In this step, you will apply the blueprint to the cluster again to allow the cluster override to take effect.

  • Navigate to Infrastructure -> Clusters
  • Click the gear icon on your cluster
  • Select Update Blueprint
  • Select v2 for the version
  • Click Save and Publish

Apply Blueprint

  • Click Exit

Step 10: Enable Ceph Orchestrator

In this step, you will enable the Ceph Orchestrator to enable additional functionality within the dashboard.

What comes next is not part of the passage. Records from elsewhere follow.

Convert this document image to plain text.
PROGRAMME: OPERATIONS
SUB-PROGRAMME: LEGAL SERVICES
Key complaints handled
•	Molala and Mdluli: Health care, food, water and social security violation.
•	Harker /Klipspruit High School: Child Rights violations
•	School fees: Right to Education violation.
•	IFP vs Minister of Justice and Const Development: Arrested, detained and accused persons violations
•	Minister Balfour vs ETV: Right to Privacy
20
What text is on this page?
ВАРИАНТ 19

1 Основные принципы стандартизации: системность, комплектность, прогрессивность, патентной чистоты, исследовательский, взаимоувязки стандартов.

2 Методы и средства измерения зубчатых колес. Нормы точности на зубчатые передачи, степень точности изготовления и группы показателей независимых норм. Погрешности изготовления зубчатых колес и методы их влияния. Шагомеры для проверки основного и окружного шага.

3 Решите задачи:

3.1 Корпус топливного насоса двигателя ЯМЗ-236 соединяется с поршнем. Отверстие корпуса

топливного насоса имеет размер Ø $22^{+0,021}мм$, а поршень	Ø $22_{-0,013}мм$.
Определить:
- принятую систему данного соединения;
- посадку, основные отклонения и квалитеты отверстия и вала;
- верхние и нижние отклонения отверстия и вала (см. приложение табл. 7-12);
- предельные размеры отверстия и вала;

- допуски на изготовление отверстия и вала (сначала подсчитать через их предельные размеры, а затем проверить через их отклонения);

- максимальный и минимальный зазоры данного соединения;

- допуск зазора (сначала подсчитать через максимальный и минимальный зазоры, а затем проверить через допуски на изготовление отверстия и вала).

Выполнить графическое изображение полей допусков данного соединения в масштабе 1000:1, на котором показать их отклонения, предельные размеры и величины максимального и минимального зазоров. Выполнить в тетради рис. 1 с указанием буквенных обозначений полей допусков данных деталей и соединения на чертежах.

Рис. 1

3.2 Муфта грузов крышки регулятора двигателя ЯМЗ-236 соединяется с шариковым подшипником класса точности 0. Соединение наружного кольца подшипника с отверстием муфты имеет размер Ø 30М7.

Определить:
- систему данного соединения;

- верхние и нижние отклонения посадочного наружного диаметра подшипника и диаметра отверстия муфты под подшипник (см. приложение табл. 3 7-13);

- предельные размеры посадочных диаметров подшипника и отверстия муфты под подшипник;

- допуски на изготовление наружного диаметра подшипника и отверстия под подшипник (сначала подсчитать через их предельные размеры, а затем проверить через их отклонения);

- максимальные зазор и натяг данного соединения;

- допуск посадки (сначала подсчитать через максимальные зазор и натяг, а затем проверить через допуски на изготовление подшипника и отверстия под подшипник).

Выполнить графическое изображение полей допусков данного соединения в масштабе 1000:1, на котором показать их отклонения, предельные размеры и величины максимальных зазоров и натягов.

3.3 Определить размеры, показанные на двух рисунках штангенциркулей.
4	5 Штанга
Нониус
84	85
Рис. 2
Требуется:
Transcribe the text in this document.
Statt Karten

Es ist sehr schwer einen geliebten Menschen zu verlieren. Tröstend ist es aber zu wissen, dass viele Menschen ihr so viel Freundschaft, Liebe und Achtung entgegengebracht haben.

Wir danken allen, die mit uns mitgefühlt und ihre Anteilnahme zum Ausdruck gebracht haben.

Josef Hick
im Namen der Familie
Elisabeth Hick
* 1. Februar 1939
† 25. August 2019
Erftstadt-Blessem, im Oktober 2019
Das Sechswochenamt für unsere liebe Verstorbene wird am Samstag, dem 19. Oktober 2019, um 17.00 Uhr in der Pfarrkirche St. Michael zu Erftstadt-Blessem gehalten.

  • Navigate to Infrastructure -> Clusters
  • Click Resources on your cluster card
  • Select Pods in the left hand pane
  • Select rook-ceph from the namespace dropdown
  • Enter rook-ceph-tools into the search box
  • Click the Actions button icon
  • Select Shell and Logs
  • Click Exec icon to open a shell into the container
  • Enter the following commands in the shell to enable the orchestrator
ceph mgr module enable rook
ceph orch set backend rook

You can verify the orchestrator is enabled by running the following command:

ceph orch status

Step 11: Access Ceph Dashboard

In this step, you will access the Ceph dashboard using port forwarding for simplicity. It is advised to expose the dashboard via ingress or a load balancer.

  • Execute the following command to get the decrypted password for the admin account of the dashboard
kubectl -n rook-ceph get secret rook-ceph-dashboard-password -o jsonpath="{['data']['password']}" | base64 --decode && echo
  • Execute the following command to initiate a port-forwarding session to the dashboard
kubectl port-forward service/rook-ceph-mgr-dashboard 28016:8443 -n rook-ceph
  • In a web browser, navigate to https://localhost:28016/
  • Enter the username admin
  • Enter the previously decrypted password

Once you are logged in, you will see the dashboard.

Dashboard


Recap

Congratulations! You have successfully enabled monitoring of the Ceph cluster using the Ceph dashboard and Prometheus.